Alors que Frans Timmermans et Manfred Weber, les Spitzenkandidaten respectifs du S&D (sociaux-démocrates) et du Parti populaire européen, tentent en ce moment de recoller les morceaux pour leurs partis et de restaurer leur crédibilité politique, Ska Keller et Bas Eickhout ont derrière eux un parti qui s’est récemment illustré.

Toutefois, malgré ce succès des Verts partout en Europe, les deux candidats devraient faire attention à ne pas tomber dans la facilité du débat pro ou anti-Europe.

« Pour poursuivre et développer le projet européen, nous devons nous positionner clairement sur ce qu’il faut changer », fait-il valoir en prenant l’exemple de la lutte contre le réchauffement climatique.

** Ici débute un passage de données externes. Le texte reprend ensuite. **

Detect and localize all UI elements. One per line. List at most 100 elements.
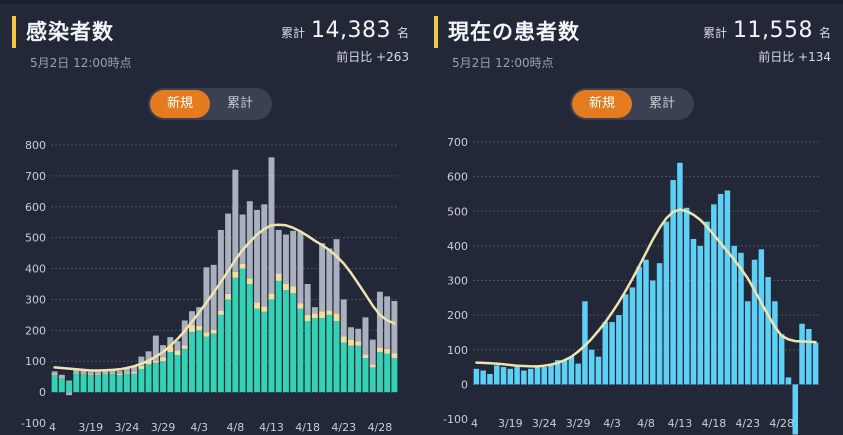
bar-new	[690, 238, 697, 385]
bar-new	[772, 301, 778, 385]
bar-yellow	[282, 284, 289, 291]
bar-gray	[275, 229, 282, 274]
bar-new	[595, 356, 602, 385]
toggle-cumulative-button[interactable]: 累計	[226, 96, 253, 111]
bar-gray	[66, 392, 73, 396]
x-tick-label: 4/23	[331, 421, 356, 434]
bar-gray	[333, 239, 340, 314]
bar-yellow	[355, 341, 362, 346]
bar-yellow	[181, 345, 188, 349]
bar-gray	[138, 356, 145, 366]
bar-gray	[87, 371, 94, 375]
bar-new	[717, 193, 724, 385]
bar-yellow	[254, 302, 260, 309]
bar-teal	[355, 345, 362, 393]
bar-new	[487, 373, 493, 385]
bar-new	[555, 360, 561, 385]
bar-teal	[210, 333, 217, 393]
bar-yellow	[210, 329, 217, 334]
bar-gray	[376, 291, 383, 348]
bar-teal	[268, 299, 275, 393]
bar-gray	[355, 328, 362, 342]
toggle-new-button[interactable]: 新規	[150, 90, 210, 118]
bar-gray	[369, 339, 376, 365]
bar-new	[561, 360, 568, 385]
bar-new	[778, 334, 785, 385]
bar-teal	[297, 308, 304, 393]
bar-gray	[58, 374, 65, 378]
y-tick-label: 600	[25, 201, 46, 214]
bar-new	[609, 322, 615, 385]
total-label: 累計	[702, 26, 727, 40]
bar-new	[494, 365, 500, 385]
bar-new	[758, 249, 765, 385]
bar-new	[663, 221, 670, 385]
y-tick-label: 600	[447, 171, 468, 184]
bar-teal	[340, 342, 347, 393]
bar-gray	[73, 368, 80, 373]
total-stat: 累計 11,558 名	[703, 18, 831, 43]
bar-teal	[138, 368, 145, 393]
bar-gray	[232, 169, 239, 272]
view-toggle: 新規 累計	[148, 88, 272, 120]
bar-teal	[333, 321, 340, 393]
bar-teal	[160, 361, 167, 393]
bar-teal	[384, 353, 391, 393]
bar-yellow	[304, 314, 311, 322]
bar-gray	[174, 341, 181, 351]
toggle-new-button[interactable]: 新規	[572, 90, 632, 118]
toggle-cumulative-button[interactable]: 累計	[648, 96, 675, 111]
x-tick-label: 4/18	[295, 421, 320, 434]
bar-teal	[189, 331, 195, 393]
bar-gray	[319, 243, 326, 312]
bar-gray	[51, 371, 58, 375]
title-accent-bar	[12, 16, 16, 48]
y-tick-label: 700	[25, 170, 46, 183]
bar-yellow	[58, 377, 65, 379]
bar-new	[534, 365, 541, 385]
bar-new	[575, 363, 581, 385]
bar-gray	[217, 229, 224, 311]
total-unit: 名	[818, 26, 831, 40]
bar-new	[656, 263, 663, 385]
x-tick-label: 4/8	[226, 421, 244, 434]
y-tick-label: 200	[25, 324, 46, 337]
bar-teal	[369, 367, 376, 393]
bar-teal	[376, 351, 383, 393]
infections-chart: 800 700 600 500 400 300 200 100 0 -100 4 3/19 3/24 3/…	[21, 139, 398, 434]
bar-teal	[167, 351, 174, 393]
bar-new	[724, 190, 731, 385]
bar-teal	[95, 375, 101, 393]
total-unit: 名	[396, 26, 409, 40]
bar-teal	[261, 311, 268, 393]
bar-teal	[131, 373, 138, 393]
bar-teal	[290, 293, 297, 393]
x-tick-label: 4/3	[603, 417, 621, 430]
bar-teal	[80, 374, 87, 393]
moving-average-line	[53, 223, 396, 372]
bar-new	[792, 384, 798, 435]
bar-yellow	[73, 372, 80, 374]
x-tick-label: 4/3	[190, 421, 208, 434]
bar-yellow	[66, 380, 73, 382]
y-tick-label: 0	[461, 378, 468, 391]
x-tick-label: 3/24	[532, 417, 557, 430]
panel-title: 感染者数	[26, 20, 114, 44]
bar-gray	[384, 296, 391, 349]
bar-gray	[116, 370, 123, 374]
y-tick-label: 300	[447, 275, 468, 288]
bar-teal	[391, 358, 398, 393]
bar-gray	[348, 327, 354, 340]
bar-teal	[123, 373, 130, 393]
bar-new	[643, 259, 649, 385]
bar-teal	[232, 277, 239, 393]
bar-gray	[391, 300, 398, 354]
bar-yellow	[123, 372, 130, 374]
bar-yellow	[348, 339, 354, 346]
bar-yellow	[319, 311, 326, 318]
bar-teal	[174, 355, 181, 393]
bar-yellow	[326, 310, 333, 315]
bar-yellow	[239, 263, 246, 269]
bar-yellow	[268, 293, 275, 300]
y-tick-label: 700	[447, 136, 468, 149]
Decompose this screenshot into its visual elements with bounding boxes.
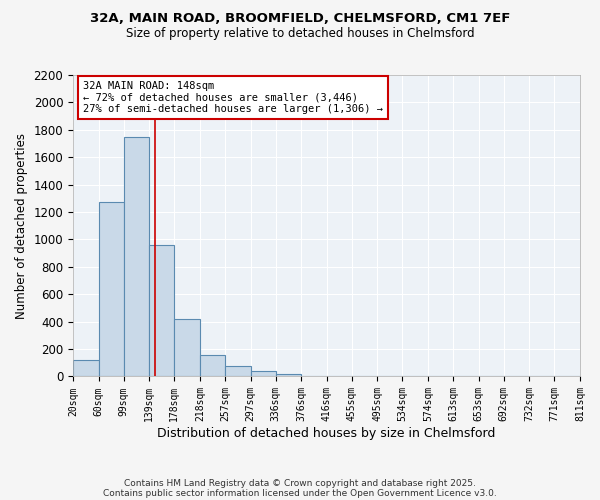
Bar [275, 374, 301, 376]
Bar [251, 371, 275, 376]
Text: 32A, MAIN ROAD, BROOMFIELD, CHELMSFORD, CM1 7EF: 32A, MAIN ROAD, BROOMFIELD, CHELMSFORD, … [90, 12, 510, 26]
Bar [174, 319, 200, 376]
Bar [124, 136, 149, 376]
X-axis label: Distribution of detached houses by size in Chelmsford: Distribution of detached houses by size … [157, 427, 496, 440]
Text: Contains public sector information licensed under the Open Government Licence v3: Contains public sector information licen… [103, 488, 497, 498]
Bar [73, 360, 98, 376]
Text: 32A MAIN ROAD: 148sqm
← 72% of detached houses are smaller (3,446)
27% of semi-d: 32A MAIN ROAD: 148sqm ← 72% of detached … [83, 81, 383, 114]
Text: Size of property relative to detached houses in Chelmsford: Size of property relative to detached ho… [125, 28, 475, 40]
Y-axis label: Number of detached properties: Number of detached properties [15, 132, 28, 318]
Bar [149, 245, 174, 376]
Bar [225, 366, 251, 376]
Bar [98, 202, 124, 376]
Bar [200, 355, 225, 376]
Text: Contains HM Land Registry data © Crown copyright and database right 2025.: Contains HM Land Registry data © Crown c… [124, 478, 476, 488]
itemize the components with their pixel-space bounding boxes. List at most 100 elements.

« On ne se contente pas de dire que nous allons agir », s’engage Reinhard Bütikofer. « Nous nous basons sur le dernier rapport du GIEC, et nous sommes prêts à faire arrêter le charbon en Europe. Je ne sais pas si je peux en dire de même d’un quelconque autre parti. »

Enfin, le co-président rappelle une autre différence très significative à ses yeux : « Nous avons la cohésion la plus solide, et c’est là la force des Verts », conclut-il.